The utility of a closed breeding colony of Peromyscus leucopus for dissecting complex traits.

Deermice of the genus Peromyscus are well suited for addressing several questions of biologist interest, including the genetic bases of longevity, behavior, physiology, adaptation, and their ability to serve as disease vectors. Here we explore a diversity outbred approach for dissecting complex traits in Peromyscus leucopus, a non-traditional genetic model system.

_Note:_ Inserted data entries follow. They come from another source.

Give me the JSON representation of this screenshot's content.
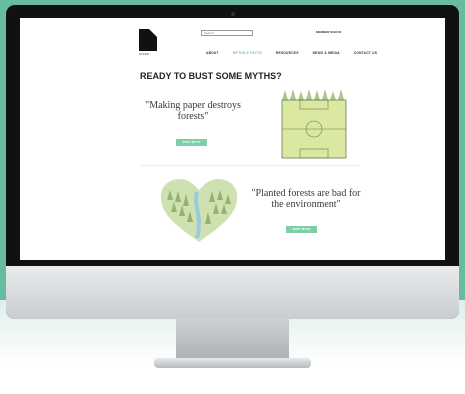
{
  "site": {
    "logo_text": "PAPER",
    "search_placeholder": "Search",
    "member_link": "MEMBER SIGN IN",
    "nav": [
      "ABOUT",
      "MYTHS & FACTS",
      "RESOURCES",
      "NEWS & MEDIA",
      "CONTACT US"
    ],
    "active_nav_index": 1,
    "heading": "READY TO BUST SOME MYTHS?",
    "myths": [
      {
        "quote": "\"Making paper destroys forests\"",
        "button": "BUST MYTH"
      },
      {
        "quote": "\"Planted forests are bad for the environment\"",
        "button": "BUST MYTH"
      }
    ]
  },
  "colors": {
    "background": "#67bc9e",
    "accent": "#7ccfa6",
    "field_green": "#dbe8a2"
  },
  "icons": [
    "logo-icon",
    "soccer-field-illustration",
    "heart-forest-illustration"
  ]
}
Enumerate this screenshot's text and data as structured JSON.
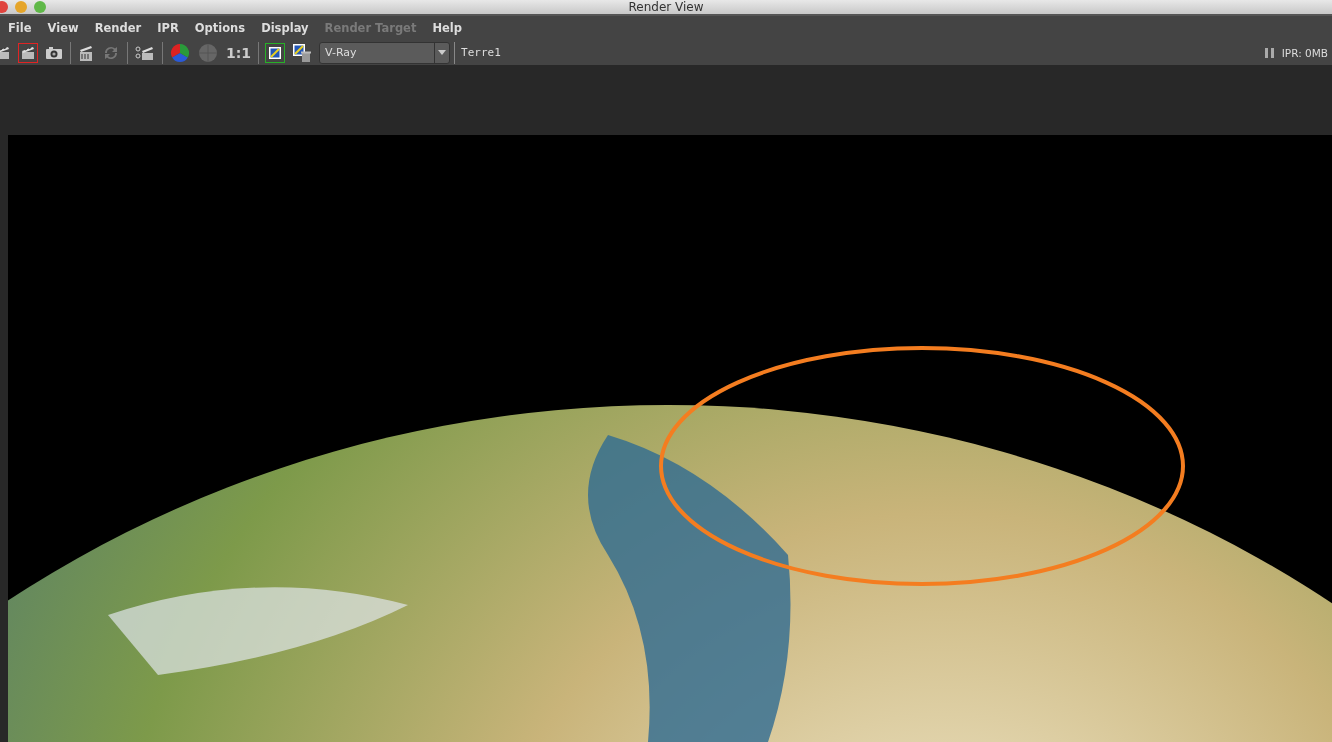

We take advantage of a closed colony of deer-mice founded from 38 individuals and subsequently maintained for ∼40-60 generations. From 405 low-pass short-read sequenced deermice we accurately imputed genotypes at 16 million SNPs. Conditional on observed genotypes simulations were conducted in which three different sized QTL contribute to a complex trait under three different genetic models. Using a stringent significance threshold power was modest, largely a function of the % variation attributable to the simulated QTL, with the underlying genetic model having only a subtle impact. We additionally simulated 2000 pseudo-individuals, whose genotypes were consistent with those observed in the genotyped cohort and carried out additional power simulations. In experiments employing more than 1000 mice the power is high to detect QTL contributing greater than 2.5% to a complex trait, with a localization ability of ∼100kb. We finally carried out a GWAS on two demonstration traits, bleeding time and body weight, and uncovered one significant region. Our work suggests that complex traits can be dissected in founders-unknown P. leucopus colony mice and similar colonies in other systems using easily obtained genotypes from low-pass sequencing.